The term 'Skids are for Kids' is not a complimentary term in the world of MTB.It's fun, looks cool and you'll lose respect from experienced riders every time you do it. Why? Cause it's the slow way around a corner and it damages the track. Heavy rain finds any depression in the trail and will erode it out or sit in it making a mud puddle. Either way it spells problems for everyone else using the trail. Don't do it.  People spend a lot of time building and maintaining the trails, as well trying to convince the councils and rangers to give us more trails and every skid makes that a little bit harder.

Watch the better, faster riders, smooth is the key. Brake before the corner and then roll through it. A turning wheel has more traction than a wheel under brake force. More rear, or more front brake? - This is where opinions differ. Briefly the dynamics of it are simple. When you brake the weight of yourself and bike shift forward which necessitates using more front brake. The same happens in cars which is why they often have front disk brakes and rear drum brakes. Those that have both front and rear disk brakes have the braking biased to the front to stop rear wheel skidding (which usually turns a car around) and to account for that transfer in weight under heavy braking. Bikes are similar even if it is to a lesser degree. By using more front brake than rear, you lessen the chance of locking the rear wheel and having it flick the bike's rear out wide which slows you up causing you to use more energy to accelerate again, increases your chances of falling off and digs up the trail. This is something that takes practice and is probably not achievable by most new riders until they have some experience behind them. If you think you can do it then go ahead. However, as most new riders tend to fear going over the handlebars or loosing the front wheel due to locking up, they are going to use more rear braking then front. Many experienced riders tend to pull both brakes on together but use the front brake to keep the rear brake from locking the wheel up. They keep an even pressure on the rear brake while modulating my front brake as needed more or less stopping power. By shifting your body rearwards a bit under braking you can place more weight over the rear wheel making it less likely it will lock up.
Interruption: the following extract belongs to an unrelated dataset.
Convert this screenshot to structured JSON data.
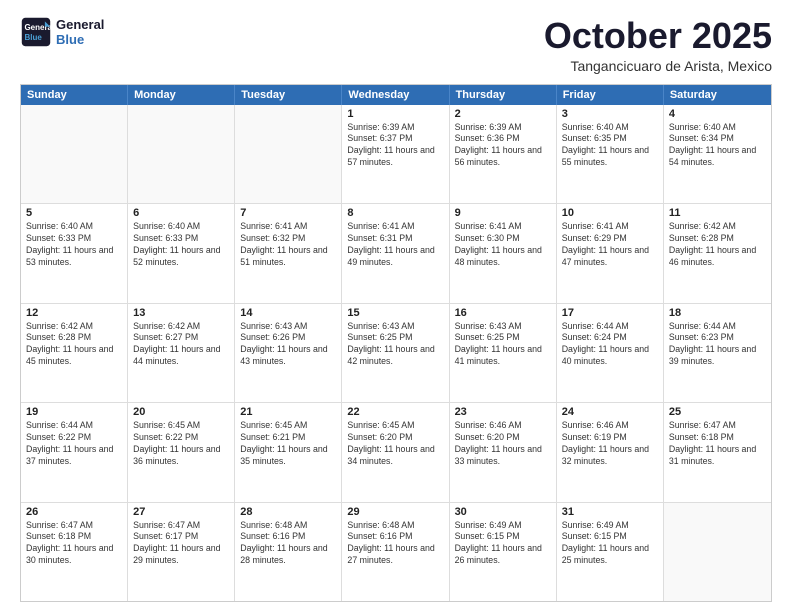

To practice braking smoothly, get out on the fire road that way if you do stuff up you’re not damaging any trails. Build up a solid amount of speed on a slight down hill (fast running pace) then pick a spot and try and slow as quickly as possible without locking up the brakes, make sure you’re in a low attack position, remember No human pendulums, as you brake harder push your weight back in proportion to the amount of brake applied. Learn to modulate your brakes, brake smoothly, don’t jab your brakes, if your rear wheel locks up back it off a little then ease it back on again, if you practice this often your brain will slowly learn the difference between your front and rear brakes and it will become a voluntary action. To progress practice on steeper looser fire roads, remember as soon as that wheel locks up back off the brakes and ease back on again, the steeper the terrain the more you push back.